Cahin-caha exposition d’Hélène Bertin : une exposition qui réunit des jardins à expérimenter, à parcourir et à ressentir

Pour Hélène Bertin, la pratique artistique et notamment la sculpture peut être travaillée selon une philosophie d’un art de vivre. Elle mène à la fois des temps de recherches en résidence ainsi que dans son village d’origine et réalise des expositions, moments de partage.Il y a deux ans, elle fut invitée au centre d’art Le Creux de l’enfer pour concevoir un espace d’accueil plus humain et convivial. Celui-ci regroupe des espaces de documentation, de manipulation et de dégustation. Les pieds en céramique du salon font écho à l’eau qui entre parfois dans le lieu d’exposition.

L’artiste, après un temps de résidence, a pris connaissance du lieu, du territoire et des habitants. Elle a pris soin de produire ses pièces avec la collaboration d’artisans de la commune de Thiers et des villages proches. Elle créé ici des œuvres qui convoquent la transmission intergénérationnelle. Pour cette exposition personnelle, elle a conçu un parcours en trois actes qui expriment les trois âges de la vie. Le jardin est en mouvement, changeant en fonction des saisons. Hélène Bertin s’est inspirée de ce lieu de nature créé par l’homme pour agencer ses œuvres.

Au rez-de-chaussée, le jardin juvénile est composé de bacs remplis sable provenant du Vaucluse et du Puy-de-Dôme, dans lesquels des céramiques incitent à être manipulées pour modifier des paysages. Au-dessus de ces bacs, des cerfs-volants courbes à l’ossature asiatique exhibent leurs teintes ocre. Du plafond la musique faite d’instruments à vent semblent faire courber les tableaux volants.

Entre parenthèses et dans le jardin juvénile elle présente son nouveau livre, un conte pour les enfants. Depuis trois ans, Hélène Bertin a réinvesti le rituel de son village, une fête annuelle consistant à emmener les villageois à aller couper un peuplier puis à le remonter jusqu’à l’église, un don, pour les avoir protégés de l’épidémie de peste de 1720. Sur un mur, elle met en valeur ce rituel. Dans un peuplier de 2019, elle a creusé des niches dans lesquelles s’inscrivent des salopettes réalisées en tissu provençal et surplombés de profils en céramique. Cette fête emprunte le motif de « l’arbre de mai », un motif universel de fête populaire et replace le modeste humain dans son désarroi face aux épidémies.
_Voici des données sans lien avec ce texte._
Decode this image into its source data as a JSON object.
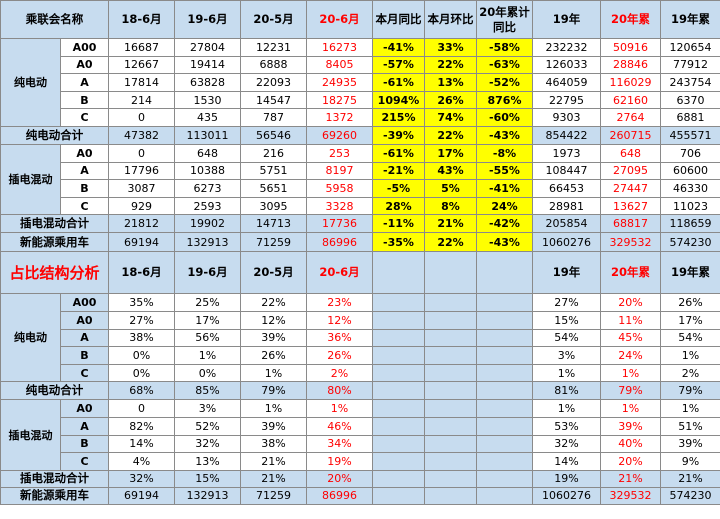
{
  "header": {
    "name": "乘联会名称",
    "c1": "18-6月",
    "c2": "19-6月",
    "c3": "20-5月",
    "c4": "20-6月",
    "yoy": "本月同比",
    "mom": "本月环比",
    "ytd_yoy": "20年累计同比",
    "y19": "19年",
    "ytd20": "20年累",
    "ytd19": "19年累"
  },
  "volume": {
    "bev_group": "纯电动",
    "phev_group": "插电混动",
    "rows": [
      {
        "k": "A00",
        "v": [
          "16687",
          "27804",
          "12231",
          "16273",
          "-41%",
          "33%",
          "-58%",
          "232232",
          "50916",
          "120654"
        ]
      },
      {
        "k": "A0",
        "v": [
          "12667",
          "19414",
          "6888",
          "8405",
          "-57%",
          "22%",
          "-63%",
          "126033",
          "28846",
          "77912"
        ]
      },
      {
        "k": "A",
        "v": [
          "17814",
          "63828",
          "22093",
          "24935",
          "-61%",
          "13%",
          "-52%",
          "464059",
          "116029",
          "243754"
        ]
      },
      {
        "k": "B",
        "v": [
          "214",
          "1530",
          "14547",
          "18275",
          "1094%",
          "26%",
          "876%",
          "22795",
          "62160",
          "6370"
        ]
      },
      {
        "k": "C",
        "v": [
          "0",
          "435",
          "787",
          "1372",
          "215%",
          "74%",
          "-60%",
          "9303",
          "2764",
          "6881"
        ]
      }
    ],
    "bev_total": {
      "k": "纯电动合计",
      "v": [
        "47382",
        "113011",
        "56546",
        "69260",
        "-39%",
        "22%",
        "-43%",
        "854422",
        "260715",
        "455571"
      ]
    },
    "phev_rows": [
      {
        "k": "A0",
        "v": [
          "0",
          "648",
          "216",
          "253",
          "-61%",
          "17%",
          "-8%",
          "1973",
          "648",
          "706"
        ]
      },
      {
        "k": "A",
        "v": [
          "17796",
          "10388",
          "5751",
          "8197",
          "-21%",
          "43%",
          "-55%",
          "108447",
          "27095",
          "60600"
        ]
      },
      {
        "k": "B",
        "v": [
          "3087",
          "6273",
          "5651",
          "5958",
          "-5%",
          "5%",
          "-41%",
          "66453",
          "27447",
          "46330"
        ]
      },
      {
        "k": "C",
        "v": [
          "929",
          "2593",
          "3095",
          "3328",
          "28%",
          "8%",
          "24%",
          "28981",
          "13627",
          "11023"
        ]
      }
    ],
    "phev_total": {
      "k": "插电混动合计",
      "v": [
        "21812",
        "19902",
        "14713",
        "17736",
        "-11%",
        "21%",
        "-42%",
        "205854",
        "68817",
        "118659"
      ]
    },
    "nev_total": {
      "k": "新能源乘用车",
      "v": [
        "69194",
        "132913",
        "71259",
        "86996",
        "-35%",
        "22%",
        "-43%",
        "1060276",
        "329532",
        "574230"
      ]
    }
  },
  "share": {
    "title": "占比结构分析",
    "c1": "18-6月",
    "c2": "19-6月",
    "c3": "20-5月",
    "c4": "20-6月",
    "y19": "19年",
    "ytd20": "20年累",
    "ytd19": "19年累",
    "bev_group": "纯电动",
    "phev_group": "插电混动",
    "rows": [
      {
        "k": "A00",
        "v": [
          "35%",
          "25%",
          "22%",
          "23%",
          "27%",
          "20%",
          "26%"
        ]
      },
      {
        "k": "A0",
        "v": [
          "27%",
          "17%",
          "12%",
          "12%",
          "15%",
          "11%",
          "17%"
        ]
      },
      {
        "k": "A",
        "v": [
          "38%",
          "56%",
          "39%",
          "36%",
          "54%",
          "45%",
          "54%"
        ]
      },
      {
        "k": "B",
        "v": [
          "0%",
          "1%",
          "26%",
          "26%",
          "3%",
          "24%",
          "1%"
        ]
      },
      {
        "k": "C",
        "v": [
          "0%",
          "0%",
          "1%",
          "2%",
          "1%",
          "1%",
          "2%"
        ]
      }
    ],
    "bev_total": {
      "k": "纯电动合计",
      "v": [
        "68%",
        "85%",
        "79%",
        "80%",
        "81%",
        "79%",
        "79%"
      ]
    },
    "phev_rows": [
      {
        "k": "A0",
        "v": [
          "0",
          "3%",
          "1%",
          "1%",
          "1%",
          "1%",
          "1%"
        ]
      },
      {
        "k": "A",
        "v": [
          "82%",
          "52%",
          "39%",
          "46%",
          "53%",
          "39%",
          "51%"
        ]
      },
      {
        "k": "B",
        "v": [
          "14%",
          "32%",
          "38%",
          "34%",
          "32%",
          "40%",
          "39%"
        ]
      },
      {
        "k": "C",
        "v": [
          "4%",
          "13%",
          "21%",
          "19%",
          "14%",
          "20%",
          "9%"
        ]
      }
    ],
    "phev_total": {
      "k": "插电混动合计",
      "v": [
        "32%",
        "15%",
        "21%",
        "20%",
        "19%",
        "21%",
        "21%"
      ]
    },
    "nev_total": {
      "k": "新能源乘用车",
      "v": [
        "69194",
        "132913",
        "71259",
        "86996",
        "1060276",
        "329532",
        "574230"
      ]
    }
  },
  "colors": {
    "header_bg": "#c7dcef",
    "highlight": "#ffff00",
    "red": "#ff0000"
  }
}
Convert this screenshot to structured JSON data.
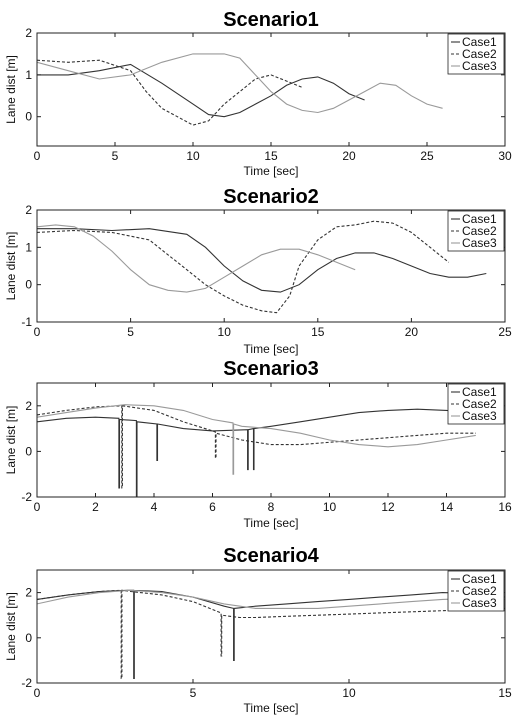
{
  "chart_data": [
    {
      "type": "line",
      "title": "Scenario1",
      "xlabel": "Time [sec]",
      "ylabel": "Lane dist [m]",
      "xlim": [
        0,
        30
      ],
      "ylim": [
        -0.7,
        2
      ],
      "xticks": [
        0,
        5,
        10,
        15,
        20,
        25,
        30
      ],
      "yticks": [
        0,
        1,
        2
      ],
      "grid": false,
      "legend_position": "top-right",
      "series": [
        {
          "name": "Case1",
          "style": "solid",
          "color": "#333333",
          "x": [
            0,
            2,
            4,
            6,
            8,
            10,
            11,
            12,
            13,
            14,
            15,
            16,
            17,
            18,
            19,
            20,
            21
          ],
          "y": [
            1.0,
            1.0,
            1.1,
            1.25,
            0.8,
            0.3,
            0.05,
            0.0,
            0.1,
            0.3,
            0.5,
            0.75,
            0.9,
            0.95,
            0.8,
            0.55,
            0.4
          ]
        },
        {
          "name": "Case2",
          "style": "dashed",
          "color": "#333333",
          "x": [
            0,
            2,
            4,
            6,
            7,
            8,
            9,
            10,
            11,
            12,
            13,
            14,
            15,
            16,
            17
          ],
          "y": [
            1.35,
            1.3,
            1.35,
            1.1,
            0.6,
            0.2,
            0.0,
            -0.2,
            -0.1,
            0.3,
            0.6,
            0.9,
            1.0,
            0.85,
            0.7
          ]
        },
        {
          "name": "Case3",
          "style": "solid",
          "color": "#9a9a9a",
          "x": [
            0,
            2,
            4,
            6,
            8,
            10,
            12,
            13,
            14,
            15,
            16,
            17,
            18,
            19,
            20,
            21,
            22,
            23,
            24,
            25,
            26
          ],
          "y": [
            1.3,
            1.1,
            0.9,
            1.0,
            1.3,
            1.5,
            1.5,
            1.4,
            1.0,
            0.6,
            0.3,
            0.15,
            0.1,
            0.2,
            0.4,
            0.6,
            0.8,
            0.75,
            0.5,
            0.3,
            0.2
          ]
        }
      ]
    },
    {
      "type": "line",
      "title": "Scenario2",
      "xlabel": "Time [sec]",
      "ylabel": "Lane dist [m]",
      "xlim": [
        0,
        25
      ],
      "ylim": [
        -1,
        2
      ],
      "xticks": [
        0,
        5,
        10,
        15,
        20,
        25
      ],
      "yticks": [
        -1,
        0,
        1,
        2
      ],
      "grid": false,
      "legend_position": "top-right",
      "series": [
        {
          "name": "Case1",
          "style": "solid",
          "color": "#333333",
          "x": [
            0,
            2,
            4,
            6,
            8,
            9,
            10,
            11,
            12,
            13,
            14,
            15,
            16,
            17,
            18,
            19,
            20,
            21,
            22,
            23,
            24
          ],
          "y": [
            1.5,
            1.5,
            1.45,
            1.5,
            1.35,
            1.0,
            0.5,
            0.1,
            -0.15,
            -0.2,
            0.0,
            0.4,
            0.7,
            0.85,
            0.85,
            0.7,
            0.5,
            0.3,
            0.2,
            0.2,
            0.3
          ]
        },
        {
          "name": "Case2",
          "style": "dashed",
          "color": "#333333",
          "x": [
            0,
            2,
            4,
            6,
            7,
            8,
            9,
            10,
            11,
            12,
            12.8,
            13.5,
            14,
            15,
            16,
            17,
            18,
            19,
            20,
            21,
            22
          ],
          "y": [
            1.4,
            1.45,
            1.4,
            1.2,
            0.8,
            0.4,
            0.0,
            -0.3,
            -0.55,
            -0.7,
            -0.75,
            -0.3,
            0.5,
            1.2,
            1.55,
            1.6,
            1.7,
            1.65,
            1.4,
            1.0,
            0.6
          ]
        },
        {
          "name": "Case3",
          "style": "solid",
          "color": "#9a9a9a",
          "x": [
            0,
            1,
            2,
            3,
            4,
            5,
            6,
            7,
            8,
            9,
            10,
            11,
            12,
            13,
            14,
            15,
            16,
            17
          ],
          "y": [
            1.55,
            1.6,
            1.55,
            1.3,
            0.9,
            0.4,
            0.0,
            -0.15,
            -0.2,
            -0.1,
            0.2,
            0.5,
            0.8,
            0.95,
            0.95,
            0.8,
            0.6,
            0.4
          ]
        }
      ]
    },
    {
      "type": "line",
      "title": "Scenario3",
      "xlabel": "Time [sec]",
      "ylabel": "Lane dist [m]",
      "xlim": [
        0,
        16
      ],
      "ylim": [
        -2,
        3
      ],
      "xticks": [
        0,
        2,
        4,
        6,
        8,
        10,
        12,
        14,
        16
      ],
      "yticks": [
        -2,
        0,
        2
      ],
      "grid": false,
      "legend_position": "top-right",
      "series": [
        {
          "name": "Case1",
          "style": "solid",
          "color": "#333333",
          "x": [
            0,
            1,
            2,
            2.8,
            2.8,
            2.82,
            2.82,
            3.4,
            3.4,
            3.42,
            3.42,
            4.1,
            4.1,
            4.12,
            4.12,
            5,
            6,
            7.2,
            7.2,
            7.22,
            7.22,
            7.4,
            7.4,
            7.42,
            7.42,
            8,
            9,
            10,
            11,
            12,
            13,
            14,
            15
          ],
          "y": [
            1.3,
            1.45,
            1.5,
            1.45,
            -1.6,
            -1.6,
            1.4,
            1.35,
            -2.0,
            -2.0,
            1.3,
            1.2,
            -0.4,
            -0.4,
            1.2,
            1.0,
            0.9,
            0.95,
            -0.8,
            -0.8,
            0.95,
            1.0,
            -0.8,
            -0.8,
            1.0,
            1.1,
            1.3,
            1.5,
            1.7,
            1.8,
            1.85,
            1.8,
            1.7
          ]
        },
        {
          "name": "Case2",
          "style": "dashed",
          "color": "#333333",
          "x": [
            0,
            1,
            2,
            2.9,
            2.9,
            2.92,
            2.92,
            4,
            5,
            6,
            6.1,
            6.1,
            6.12,
            6.12,
            7,
            8,
            9,
            10,
            11,
            12,
            13,
            14,
            15
          ],
          "y": [
            1.6,
            1.8,
            1.95,
            2.0,
            -1.6,
            -1.6,
            2.0,
            1.8,
            1.3,
            0.9,
            0.85,
            -0.3,
            -0.3,
            0.8,
            0.5,
            0.3,
            0.3,
            0.4,
            0.5,
            0.6,
            0.7,
            0.8,
            0.8
          ]
        },
        {
          "name": "Case3",
          "style": "solid",
          "color": "#9a9a9a",
          "x": [
            0,
            1,
            2,
            3,
            4,
            5,
            6,
            6.7,
            6.7,
            6.72,
            6.72,
            7,
            8,
            9,
            10,
            11,
            12,
            13,
            14,
            15
          ],
          "y": [
            1.5,
            1.7,
            1.9,
            2.05,
            2.0,
            1.8,
            1.4,
            1.25,
            -1.0,
            -1.0,
            1.2,
            1.1,
            1.0,
            0.8,
            0.5,
            0.3,
            0.2,
            0.3,
            0.5,
            0.7
          ]
        }
      ]
    },
    {
      "type": "line",
      "title": "Scenario4",
      "xlabel": "Time [sec]",
      "ylabel": "Lane dist [m]",
      "xlim": [
        0,
        15
      ],
      "ylim": [
        -2,
        3
      ],
      "xticks": [
        0,
        5,
        10,
        15
      ],
      "yticks": [
        -2,
        0,
        2
      ],
      "grid": false,
      "legend_position": "top-right",
      "series": [
        {
          "name": "Case1",
          "style": "solid",
          "color": "#333333",
          "x": [
            0,
            1,
            2,
            2.9,
            3.1,
            3.1,
            3.12,
            3.12,
            4,
            5,
            6,
            6.3,
            6.3,
            6.32,
            6.32,
            7,
            8,
            9,
            10,
            11,
            12,
            13,
            14,
            15
          ],
          "y": [
            1.7,
            1.9,
            2.05,
            2.1,
            2.1,
            -1.8,
            -1.8,
            2.1,
            2.05,
            1.8,
            1.4,
            1.3,
            -1.0,
            -1.0,
            1.3,
            1.4,
            1.5,
            1.6,
            1.7,
            1.8,
            1.9,
            2.0,
            1.95,
            1.8
          ]
        },
        {
          "name": "Case2",
          "style": "dashed",
          "color": "#333333",
          "x": [
            0,
            1,
            2,
            2.7,
            2.7,
            2.72,
            2.72,
            3,
            4,
            5,
            5.9,
            5.9,
            5.92,
            5.92,
            6.5,
            7,
            8,
            9,
            10,
            11,
            12,
            13,
            14,
            15
          ],
          "y": [
            1.7,
            1.9,
            2.05,
            2.1,
            -1.8,
            -1.8,
            2.1,
            2.05,
            1.9,
            1.6,
            1.1,
            -0.8,
            -0.8,
            1.0,
            0.9,
            0.9,
            0.95,
            1.0,
            1.05,
            1.1,
            1.15,
            1.2,
            1.25,
            1.3
          ]
        },
        {
          "name": "Case3",
          "style": "solid",
          "color": "#9a9a9a",
          "x": [
            0,
            1,
            2,
            3,
            4,
            5,
            6,
            7,
            8,
            9,
            10,
            11,
            12,
            13,
            14,
            15
          ],
          "y": [
            1.5,
            1.8,
            2.0,
            2.1,
            2.0,
            1.8,
            1.5,
            1.3,
            1.3,
            1.3,
            1.4,
            1.5,
            1.6,
            1.7,
            1.75,
            1.7
          ]
        }
      ]
    }
  ]
}
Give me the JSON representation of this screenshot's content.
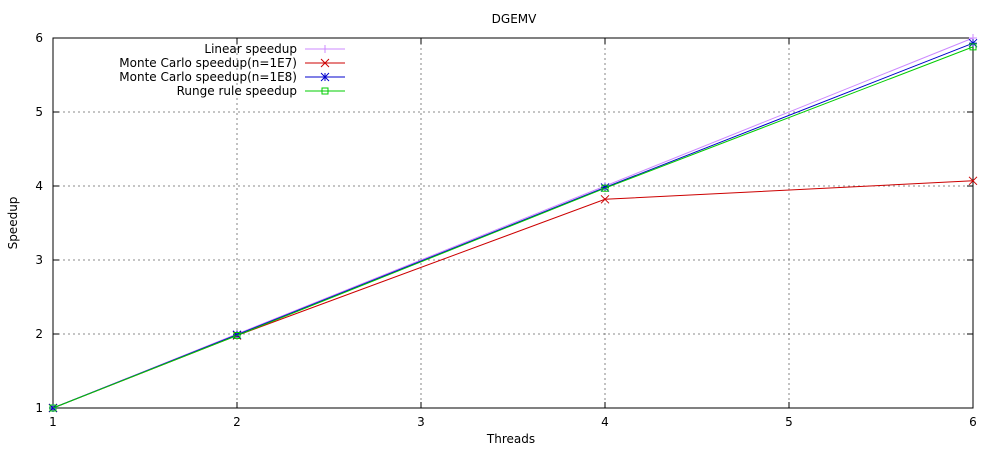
{
  "chart_data": {
    "type": "line",
    "title": "DGEMV",
    "xlabel": "Threads",
    "ylabel": "Speedup",
    "xlim": [
      1,
      6
    ],
    "ylim": [
      1,
      6
    ],
    "xticks": [
      "1",
      "2",
      "3",
      "4",
      "5",
      "6"
    ],
    "yticks": [
      "1",
      "2",
      "3",
      "4",
      "5",
      "6"
    ],
    "grid": true,
    "legend_position": "top-left",
    "series": [
      {
        "name": "Linear speedup",
        "color": "#cc88ff",
        "marker": "plus",
        "x": [
          1,
          2,
          4,
          6
        ],
        "y": [
          1,
          2,
          4,
          6
        ]
      },
      {
        "name": "Monte Carlo speedup(n=1E7)",
        "color": "#cc0000",
        "marker": "cross",
        "x": [
          1,
          2,
          4,
          6
        ],
        "y": [
          1,
          1.98,
          3.82,
          4.07
        ]
      },
      {
        "name": "Monte Carlo speedup(n=1E8)",
        "color": "#0000cc",
        "marker": "star",
        "x": [
          1,
          2,
          4,
          6
        ],
        "y": [
          1,
          1.99,
          3.98,
          5.93
        ]
      },
      {
        "name": "Runge rule speedup",
        "color": "#00cc00",
        "marker": "square",
        "x": [
          1,
          2,
          4,
          6
        ],
        "y": [
          1,
          1.98,
          3.97,
          5.88
        ]
      }
    ]
  }
}
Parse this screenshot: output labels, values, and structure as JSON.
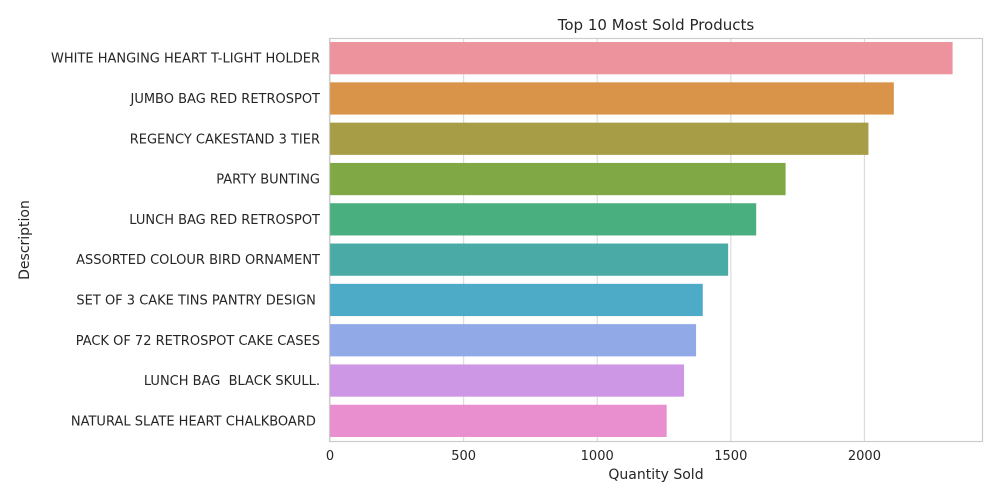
{
  "chart_data": {
    "type": "bar",
    "orientation": "horizontal",
    "title": "Top 10 Most Sold Products",
    "xlabel": "Quantity Sold",
    "ylabel": "Description",
    "xlim": [
      0,
      2440
    ],
    "xticks": [
      0,
      500,
      1000,
      1500,
      2000
    ],
    "grid": true,
    "categories": [
      "WHITE HANGING HEART T-LIGHT HOLDER",
      "JUMBO BAG RED RETROSPOT",
      "REGENCY CAKESTAND 3 TIER",
      "PARTY BUNTING",
      "LUNCH BAG RED RETROSPOT",
      "ASSORTED COLOUR BIRD ORNAMENT",
      "SET OF 3 CAKE TINS PANTRY DESIGN ",
      "PACK OF 72 RETROSPOT CAKE CASES",
      "LUNCH BAG  BLACK SKULL.",
      "NATURAL SLATE HEART CHALKBOARD "
    ],
    "values": [
      2330,
      2110,
      2015,
      1705,
      1595,
      1490,
      1395,
      1370,
      1325,
      1260
    ],
    "colors": [
      "#ec939e",
      "#d9944a",
      "#a89d47",
      "#80a845",
      "#4aaf7f",
      "#4aaaa6",
      "#4eabc8",
      "#91a9e6",
      "#cd97e6",
      "#e98fcf"
    ]
  }
}
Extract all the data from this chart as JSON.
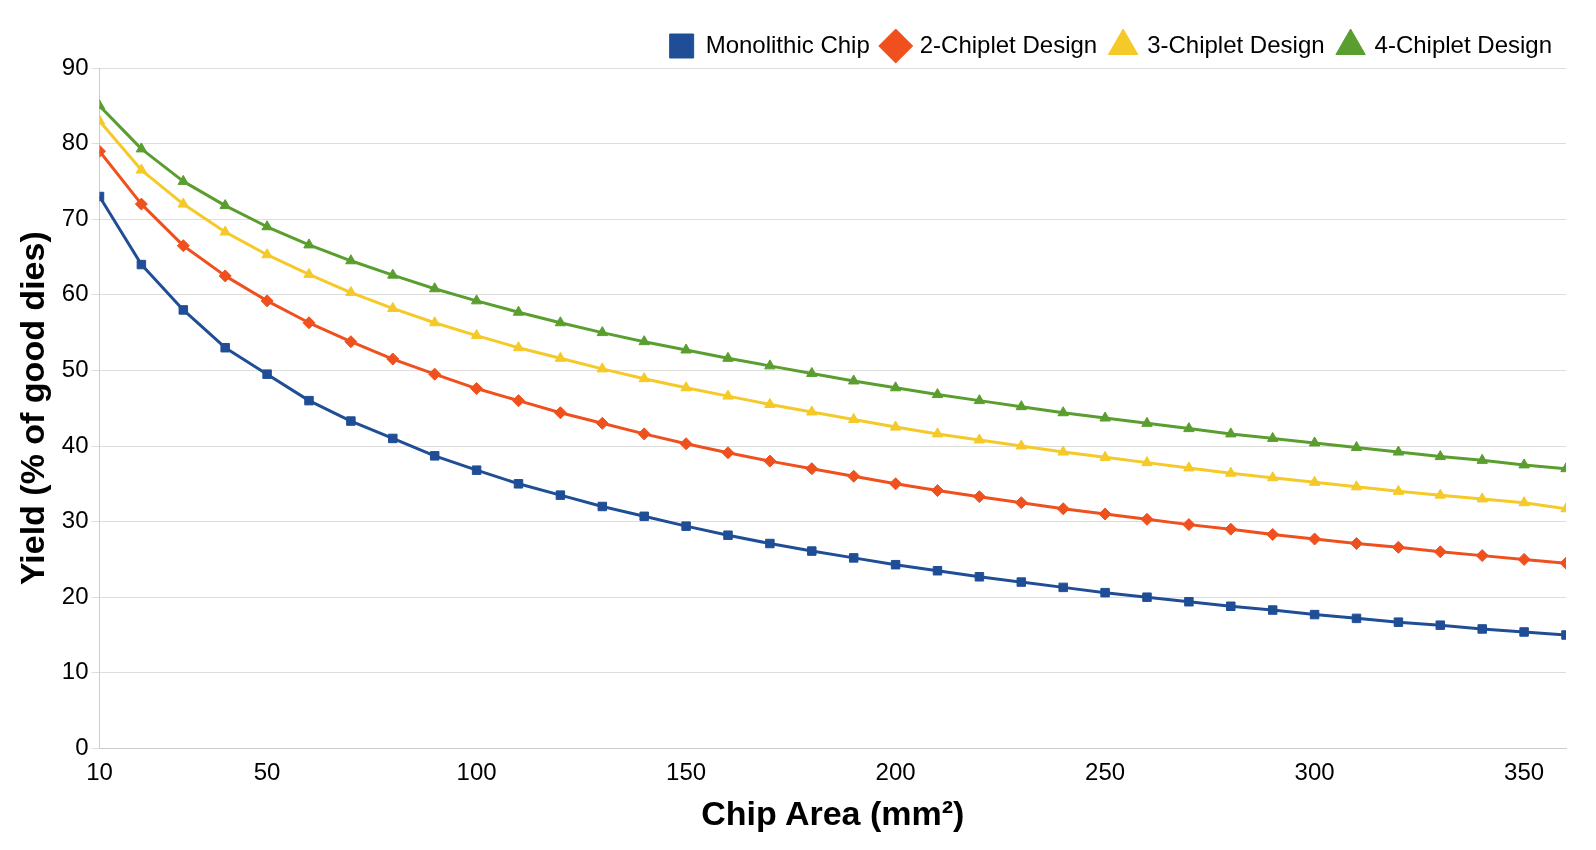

À l’étage, la musique fait de samples d’instruments à corde, comme une partition d’un vannier enrobe le jardin des paniers. Celui-ci nous convie à une déambulation pour observer divers pots produits durant sa résidence à la Borne, dans le Berry. Surélevés sur un terrain peint à la peinture à la farine avec une ocre jaune de Roussillon, ces pièces s’apparentent à des contenants, traces de récipients remplis puis vidés. Cette installation suggère des cueillettes. Des pantins hybrides incarnent des moments marquants des changements de saisons que l’artiste avec son collaborateur Jacques Laroussinie ont observé durant sa résidence. Un rideau constitué de cinq espèces de céréales a nécessité un temps long de fabrication et la participation de l’équipe du centre d’art ainsi que des visiteurs pour réaliser des petits bouquets de blé tendre & dur, de petit et grand épeautre, de seigle et d’avoine. En écho aux sculptures, des collages montrent leurs différentes teintes. Ces œuvres composent un espace de réception, un moment qui rend hommage à la nature nourricière.

Pour clôturer ce parcours à travers les âges de la vie, dans la grotte, un mobile de céramiques pétrifiées et une ambiance sonore réalisée par Romain Bodart à partir de samples de chants de moines nous propose de nous arrêter pour entendre des voix. Cette installation a un aspect solennel et sollicite notre humilité face au temps qui passe.

Les œuvres d’Hélène Bertin sont une ode à la croissance, à la convivialité et à une communion avec la nature. En privilégiant le fait main et des coopérations avec des artisans, elle met en lumière des savoir-faire qui se transmettent, témoignant de l’histoire d’un territoire.

Le son créé par Romain Bodart, qui se diffuse chaque espace, nous accompagne dans notre mouvement. Le temps est au cœur de cette exposition : temporalité de différentes techniques de transformation de la terre, cuisson rapide, lente, puis pétrification, un temps qui s’assombrit également au fil de la découverte ainsi que temps du passage des visiteurs, incités à manipuler certaines pièces.